The pavilion in the Giardini is a beautiful structure, designed by Takamasa Yoshizaka in 1956 and featuring a raised gallery sheltering an outdoor space. In 1996 and 2012 Japan won the Golden Lion for the best national participation, plus a special mention in 2016, so the stakes are high.

The wooden house to be transported to Venice (Photo Ⓒ Jan Vranovský)

Wooden houses like these are commonplace in Japan. "One consequence of the country’s declining population is a large number of houses that await demolition," says Kadowaki. Once in Venice, the house will not retain its original form. Having been dismantled to fit into containers, its elements will find new uses: as display walls, benches, projection screens. Elements will be lost in the course of dismantling, shipping, and reassembling. The architects from Japan who travel to Venice to revive and rebuild the house will compensate for its missing elements with new or locally obtained materials. 

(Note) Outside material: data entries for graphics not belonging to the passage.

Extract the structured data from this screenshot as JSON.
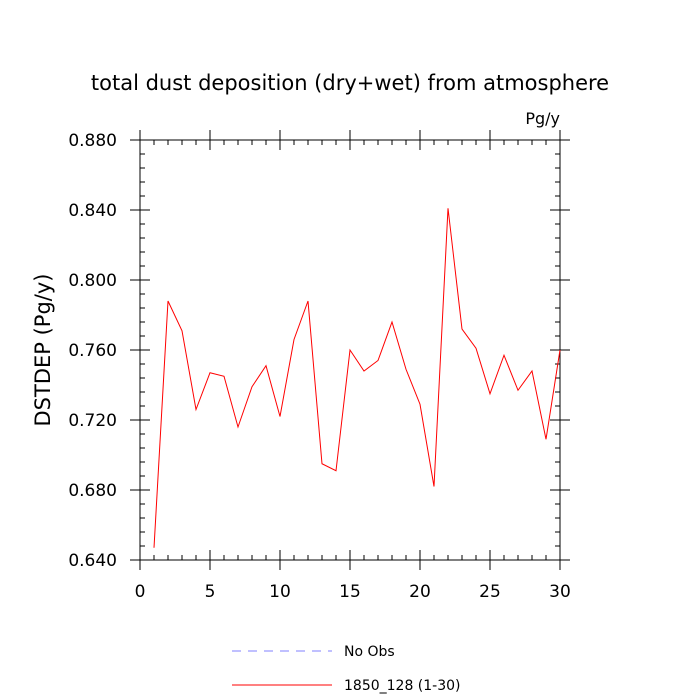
{
  "chart_data": {
    "type": "line",
    "title": "total dust deposition (dry+wet) from atmosphere",
    "units": "Pg/y",
    "ylabel": "DSTDEP  (Pg/y)",
    "xlabel": "",
    "xlim": [
      0,
      30
    ],
    "ylim": [
      0.64,
      0.88
    ],
    "x_ticks": [
      0,
      5,
      10,
      15,
      20,
      25,
      30
    ],
    "x_tick_labels": [
      "0",
      "5",
      "10",
      "15",
      "20",
      "25",
      "30"
    ],
    "y_ticks": [
      0.64,
      0.68,
      0.72,
      0.76,
      0.8,
      0.84,
      0.88
    ],
    "y_tick_labels": [
      "0.640",
      "0.680",
      "0.720",
      "0.760",
      "0.800",
      "0.840",
      "0.880"
    ],
    "grid": false,
    "legend_position": "bottom",
    "series": [
      {
        "name": "No Obs",
        "color": "#8080ff",
        "style": "dashed",
        "x": [],
        "values": []
      },
      {
        "name": "1850_128 (1-30)",
        "color": "#ff0000",
        "style": "solid",
        "x": [
          1,
          2,
          3,
          4,
          5,
          6,
          7,
          8,
          9,
          10,
          11,
          12,
          13,
          14,
          15,
          16,
          17,
          18,
          19,
          20,
          21,
          22,
          23,
          24,
          25,
          26,
          27,
          28,
          29,
          30
        ],
        "values": [
          0.647,
          0.788,
          0.771,
          0.726,
          0.747,
          0.745,
          0.716,
          0.739,
          0.751,
          0.722,
          0.766,
          0.788,
          0.695,
          0.691,
          0.76,
          0.748,
          0.754,
          0.776,
          0.749,
          0.729,
          0.682,
          0.841,
          0.772,
          0.761,
          0.735,
          0.757,
          0.737,
          0.748,
          0.709,
          0.76
        ]
      }
    ]
  }
}
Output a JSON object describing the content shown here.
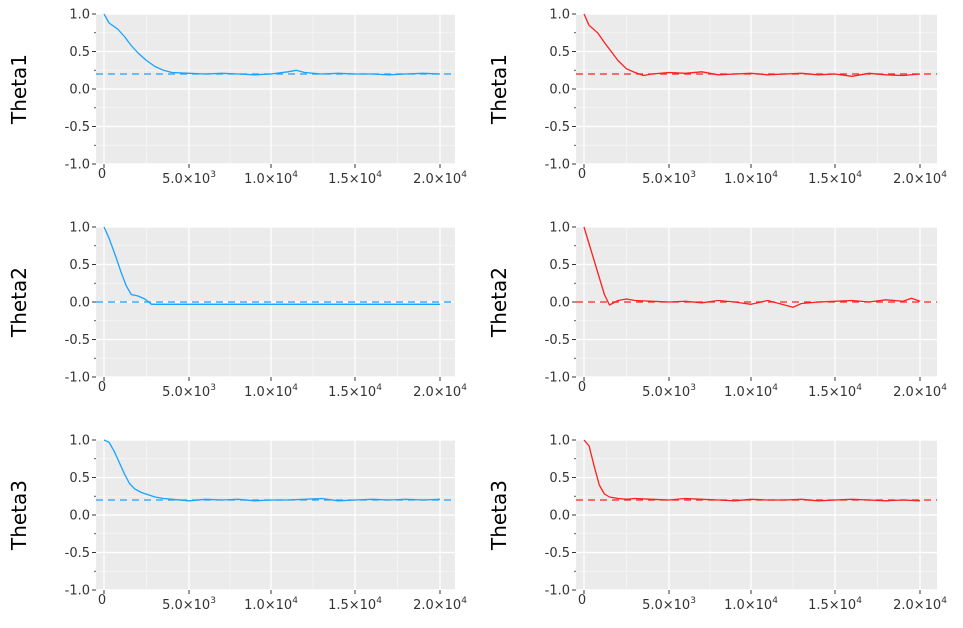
{
  "chart_data": [
    {
      "panel": "top-left",
      "type": "line",
      "ylabel": "Theta1",
      "color": "#1aa3ff",
      "ylim": [
        -1.0,
        1.0
      ],
      "xlim": [
        0,
        20000
      ],
      "grid": true,
      "yticks": [
        "1.0",
        "0.5",
        "0.0",
        "-0.5",
        "-1.0"
      ],
      "xticks": [
        {
          "label": "0"
        },
        {
          "mant": "5.0×10",
          "exp": "3"
        },
        {
          "mant": "1.0×10",
          "exp": "4"
        },
        {
          "mant": "1.5×10",
          "exp": "4"
        },
        {
          "mant": "2.0×10",
          "exp": "4"
        }
      ],
      "reference_line": {
        "y": 0.2,
        "style": "dashed"
      },
      "series": [
        {
          "x": [
            0,
            300,
            800,
            1200,
            1600,
            2000,
            2500,
            3000,
            3500,
            4000,
            5000,
            6000,
            7000,
            8000,
            9000,
            10000,
            11000,
            11500,
            12000,
            13000,
            14000,
            15000,
            16000,
            17000,
            18000,
            19000,
            20000
          ],
          "y": [
            1.0,
            0.88,
            0.8,
            0.7,
            0.58,
            0.48,
            0.38,
            0.3,
            0.25,
            0.22,
            0.21,
            0.2,
            0.21,
            0.2,
            0.19,
            0.2,
            0.23,
            0.25,
            0.22,
            0.2,
            0.21,
            0.2,
            0.2,
            0.19,
            0.2,
            0.21,
            0.2
          ]
        }
      ]
    },
    {
      "panel": "top-right",
      "type": "line",
      "ylabel": "Theta1",
      "color": "#ff2020",
      "ylim": [
        -1.0,
        1.0
      ],
      "xlim": [
        0,
        20000
      ],
      "grid": true,
      "yticks": [
        "1.0",
        "0.5",
        "0.0",
        "-0.5",
        "-1.0"
      ],
      "xticks": [
        {
          "label": "0"
        },
        {
          "mant": "5.0×10",
          "exp": "3"
        },
        {
          "mant": "1.0×10",
          "exp": "4"
        },
        {
          "mant": "1.5×10",
          "exp": "4"
        },
        {
          "mant": "2.0×10",
          "exp": "4"
        }
      ],
      "reference_line": {
        "y": 0.2,
        "style": "dashed"
      },
      "series": [
        {
          "x": [
            0,
            300,
            800,
            1200,
            1600,
            2000,
            2500,
            3000,
            3500,
            4000,
            5000,
            6000,
            7000,
            8000,
            9000,
            10000,
            11000,
            12000,
            13000,
            14000,
            15000,
            16000,
            17000,
            18000,
            19000,
            20000
          ],
          "y": [
            1.0,
            0.85,
            0.75,
            0.62,
            0.5,
            0.38,
            0.27,
            0.22,
            0.18,
            0.2,
            0.22,
            0.21,
            0.23,
            0.19,
            0.2,
            0.21,
            0.19,
            0.2,
            0.21,
            0.19,
            0.2,
            0.17,
            0.21,
            0.19,
            0.18,
            0.2
          ]
        }
      ]
    },
    {
      "panel": "middle-left",
      "type": "line",
      "ylabel": "Theta2",
      "color": "#1aa3ff",
      "ylim": [
        -1.0,
        1.0
      ],
      "xlim": [
        0,
        20000
      ],
      "grid": true,
      "yticks": [
        "1.0",
        "0.5",
        "0.0",
        "-0.5",
        "-1.0"
      ],
      "xticks": [
        {
          "label": "0"
        },
        {
          "mant": "5.0×10",
          "exp": "3"
        },
        {
          "mant": "1.0×10",
          "exp": "4"
        },
        {
          "mant": "1.5×10",
          "exp": "4"
        },
        {
          "mant": "2.0×10",
          "exp": "4"
        }
      ],
      "reference_line": {
        "y": 0.0,
        "style": "dashed"
      },
      "series": [
        {
          "x": [
            0,
            300,
            700,
            1000,
            1300,
            1600,
            2000,
            2400,
            2800,
            3500,
            5000,
            7000,
            10000,
            13000,
            16000,
            20000
          ],
          "y": [
            1.0,
            0.85,
            0.6,
            0.4,
            0.22,
            0.1,
            0.08,
            0.04,
            -0.03,
            -0.03,
            -0.03,
            -0.03,
            -0.03,
            -0.03,
            -0.03,
            -0.03
          ]
        }
      ]
    },
    {
      "panel": "middle-right",
      "type": "line",
      "ylabel": "Theta2",
      "color": "#ff2020",
      "ylim": [
        -1.0,
        1.0
      ],
      "xlim": [
        0,
        20000
      ],
      "grid": true,
      "yticks": [
        "1.0",
        "0.5",
        "0.0",
        "-0.5",
        "-1.0"
      ],
      "xticks": [
        {
          "label": "0"
        },
        {
          "mant": "5.0×10",
          "exp": "3"
        },
        {
          "mant": "1.0×10",
          "exp": "4"
        },
        {
          "mant": "1.5×10",
          "exp": "4"
        },
        {
          "mant": "2.0×10",
          "exp": "4"
        }
      ],
      "reference_line": {
        "y": 0.0,
        "style": "dashed"
      },
      "series": [
        {
          "x": [
            0,
            400,
            800,
            1200,
            1500,
            2000,
            2500,
            3000,
            4000,
            5000,
            6000,
            7000,
            8000,
            9000,
            10000,
            11000,
            12000,
            12500,
            13000,
            14000,
            15000,
            16000,
            17000,
            18000,
            19000,
            19500,
            20000
          ],
          "y": [
            1.0,
            0.7,
            0.4,
            0.1,
            -0.04,
            0.02,
            0.04,
            0.02,
            0.01,
            0.0,
            0.01,
            -0.01,
            0.02,
            0.0,
            -0.03,
            0.02,
            -0.04,
            -0.07,
            -0.02,
            0.0,
            0.01,
            0.02,
            0.0,
            0.03,
            0.01,
            0.05,
            0.01
          ]
        }
      ]
    },
    {
      "panel": "bottom-left",
      "type": "line",
      "ylabel": "Theta3",
      "color": "#1aa3ff",
      "ylim": [
        -1.0,
        1.0
      ],
      "xlim": [
        0,
        20000
      ],
      "grid": true,
      "yticks": [
        "1.0",
        "0.5",
        "0.0",
        "-0.5",
        "-1.0"
      ],
      "xticks": [
        {
          "label": "0"
        },
        {
          "mant": "5.0×10",
          "exp": "3"
        },
        {
          "mant": "1.0×10",
          "exp": "4"
        },
        {
          "mant": "1.5×10",
          "exp": "4"
        },
        {
          "mant": "2.0×10",
          "exp": "4"
        }
      ],
      "reference_line": {
        "y": 0.2,
        "style": "dashed"
      },
      "series": [
        {
          "x": [
            0,
            300,
            600,
            900,
            1200,
            1500,
            1800,
            2200,
            2600,
            3000,
            3500,
            4000,
            5000,
            6000,
            7000,
            8000,
            9000,
            10000,
            11000,
            12000,
            13000,
            14000,
            15000,
            16000,
            17000,
            18000,
            19000,
            20000
          ],
          "y": [
            1.0,
            0.97,
            0.85,
            0.7,
            0.55,
            0.42,
            0.35,
            0.3,
            0.27,
            0.24,
            0.22,
            0.21,
            0.19,
            0.21,
            0.2,
            0.21,
            0.19,
            0.2,
            0.2,
            0.21,
            0.22,
            0.19,
            0.2,
            0.21,
            0.2,
            0.21,
            0.2,
            0.21
          ]
        }
      ]
    },
    {
      "panel": "bottom-right",
      "type": "line",
      "ylabel": "Theta3",
      "color": "#ff2020",
      "ylim": [
        -1.0,
        1.0
      ],
      "xlim": [
        0,
        20000
      ],
      "grid": true,
      "yticks": [
        "1.0",
        "0.5",
        "0.0",
        "-0.5",
        "-1.0"
      ],
      "xticks": [
        {
          "label": "0"
        },
        {
          "mant": "5.0×10",
          "exp": "3"
        },
        {
          "mant": "1.0×10",
          "exp": "4"
        },
        {
          "mant": "1.5×10",
          "exp": "4"
        },
        {
          "mant": "2.0×10",
          "exp": "4"
        }
      ],
      "reference_line": {
        "y": 0.2,
        "style": "dashed"
      },
      "series": [
        {
          "x": [
            0,
            300,
            600,
            900,
            1200,
            1500,
            2000,
            2500,
            3000,
            4000,
            5000,
            6000,
            7000,
            8000,
            9000,
            10000,
            11000,
            12000,
            13000,
            14000,
            15000,
            16000,
            17000,
            18000,
            19000,
            20000
          ],
          "y": [
            1.0,
            0.92,
            0.65,
            0.4,
            0.28,
            0.24,
            0.22,
            0.21,
            0.22,
            0.21,
            0.2,
            0.22,
            0.21,
            0.2,
            0.19,
            0.21,
            0.2,
            0.2,
            0.21,
            0.19,
            0.2,
            0.21,
            0.2,
            0.19,
            0.2,
            0.19
          ]
        }
      ]
    }
  ]
}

But the collaboration will not be "complete." The work continues for the duration of the exhibition. "What we will be displaying is the process by which architects and artisans collaborate to produce a chimera-like installation that combines old and new materials."

Kadowaki, third from left, during a meeting in the warehouse where demolition materials were stored (Photo Ⓒ Jan Vranovský)

RADIKAL MODERN_04: Co-Ownership of Action will take place on November 19, when Kadowaki will discuss his plans together with exhibition designers Jo Nagasaka from Schemata Architects and Ryoko Iwase, who has an eponymous studio in Tokyo. They will be accompanied by German hosts Heike Hanada (Technical University of Dortmund) and Jörg Gleiter (Technical University of Berlin) as part of JDZB’s Radikal Modern_04 series.

Concept drawing (Image © DDAA + villageⓇ)

Commissioner for "Co-Ownership of Action: Trajectories of Elements" is The Japan Foundation. The opening party in Venice is scheduled for May 20, 2021, at 3pm.